The feedback from players and readers has been generally positive.
“There are some guys who’ve reached out to me and were like, ‘you saw that on the video’” Samuels-Thomas said. “They don’t take it personally because of the context I try to bring to everything I write.”
In February, Samuels-Thomas held a round-table forum with Willie O’Ree, who became the NHL's first black player in 1958, along with San Jose forward Evander Kane and Minnesota winger J.T. Brown to discuss diversity in hockey and the NHL.
“It’s a challenging subject because there’s not much diversity in the game right now,” Samuels-Thomas said. “There’s a lot of diversity as far as nations, but not skin color. Evander and I knew each other from the draft and J.T. and I were linemates in juniors together. I know it was tough for those guys to be completely honest because they still have jobs in the NHL, but they did a great job giving their opinions.

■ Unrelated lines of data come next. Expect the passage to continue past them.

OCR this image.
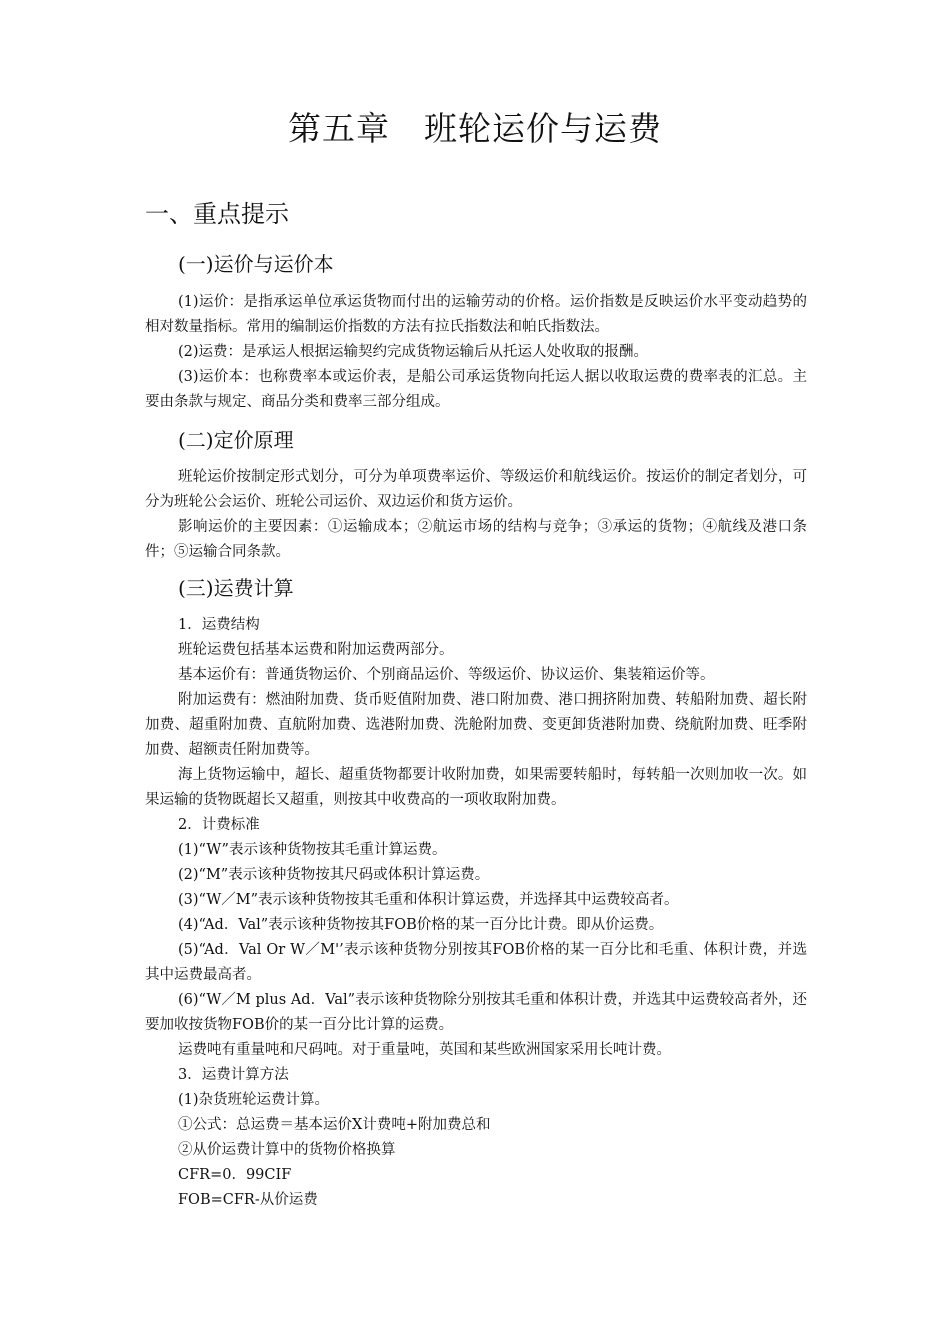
第五章　班轮运价与运费
一、重点提示
(一)运价与运价本

(1)运价：是指承运单位承运货物而付出的运输劳动的价格。运价指数是反映运价水平变动趋势的相对数量指标。常用的编制运价指数的方法有拉氏指数法和帕氏指数法。

(2)运费：是承运人根据运输契约完成货物运输后从托运人处收取的报酬。

(3)运价本：也称费率本或运价表，是船公司承运货物向托运人据以收取运费的费率表的汇总。主要由条款与规定、商品分类和费率三部分组成。

(二)定价原理

班轮运价按制定形式划分，可分为单项费率运价、等级运价和航线运价。按运价的制定者划分，可分为班轮公会运价、班轮公司运价、双边运价和货方运价。

影响运价的主要因素：①运输成本；②航运市场的结构与竞争；③承运的货物；④航线及港口条件；⑤运输合同条款。

(三)运费计算

1．运费结构

班轮运费包括基本运费和附加运费两部分。

基本运价有：普通货物运价、个别商品运价、等级运价、协议运价、集装箱运价等。

附加运费有：燃油附加费、货币贬值附加费、港口附加费、港口拥挤附加费、转船附加费、超长附加费、超重附加费、直航附加费、选港附加费、洗舱附加费、变更卸货港附加费、绕航附加费、旺季附加费、超额责任附加费等。

海上货物运输中，超长、超重货物都要计收附加费，如果需要转船时，每转船一次则加收一次。如果运输的货物既超长又超重，则按其中收费高的一项收取附加费。

2．计费标准

(1)“W”表示该种货物按其毛重计算运费。

(2)“M”表示该种货物按其尺码或体积计算运费。

(3)“W／M”表示该种货物按其毛重和体积计算运费，并选择其中运费较高者。

(4)“Ad．Val”表示该种货物按其FOB价格的某一百分比计费。即从价运费。

(5)“Ad．Val Or W／M'’表示该种货物分别按其FOB价格的某一百分比和毛重、体积计费，并选其中运费最高者。

(6)“W／M plus Ad．Val”表示该种货物除分别按其毛重和体积计费，并选其中运费较高者外，还要加收按货物FOB价的某一百分比计算的运费。

运费吨有重量吨和尺码吨。对于重量吨，英国和某些欧洲国家采用长吨计费。

3．运费计算方法

(1)杂货班轮运费计算。

①公式：总运费＝基本运价X计费吨+附加费总和

②从价运费计算中的货物价格换算

CFR=0．99CIF

FOB=CFR-从价运费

"They want to see the game grow and the best part is that they are active in trying to reach a wider audience.”
Samuels-Thomas, who became a father earlier this month, vividly remembers in middle school when his class celebrated Black History Month. It was an uncomfortable feeling that still lingers with him to this day.
“I recall walking into my sixth-grade history class on the first day of February and feeling like I had accidentally walked into the wrong classroom,” Samuels-Thomas wrote in February. “The classroom had been transformed into a time capsule for black history which meant my classmates and I would be looking back at some of America’s darkest times in history. This time of the year also meant that for the next month I would have to endure an awkward combination of looks, questions and encounters one might expect as the lone black kid in a class of 11-year-olds to face.”
It's a feeling he still gets today.
“As a black man playing a predominately white sport, there have been times — usually due to ignorance — that I’ve felt the same uncomfortable feeling I felt back in Grade 6,” Samuels-Thomas wrote. “When I’m in the dressing room or being evaluated by an organization or scout, I want to be evaluated based on my play on the ice or the caliber of person I am — not the color of my skin.”
There were not many African-American role models for Samuels-Thomas to look up to in the sport. He remembers getting a hockey stick from Mike Grier, one of the few black players in the NHL when he was growing up.
“That made such a huge impact on me,” Samuels-Thomas said. “I still have that stick.”
Samuels-Thomas is trying to expose more kids to the game of hockey. But unlike basketball or football, which are relatively cheap sports to pick up, hockey requires a financial investment that might be out of reach for some families.
“There’s a huge price tag that comes with playing hockey,” Samuels-Thomas said. “I was lucky my parents supported me. I remember my dad would plow snow for extra money so I could get gear. Playing hockey isn’t as easy as going picking up a basketball or throwing a football. Rinks cost money, so does ice time. There are some segments of the population that are just going to be priced out of the sport. The big thing for me is making sure hockey is accessible for everyone.”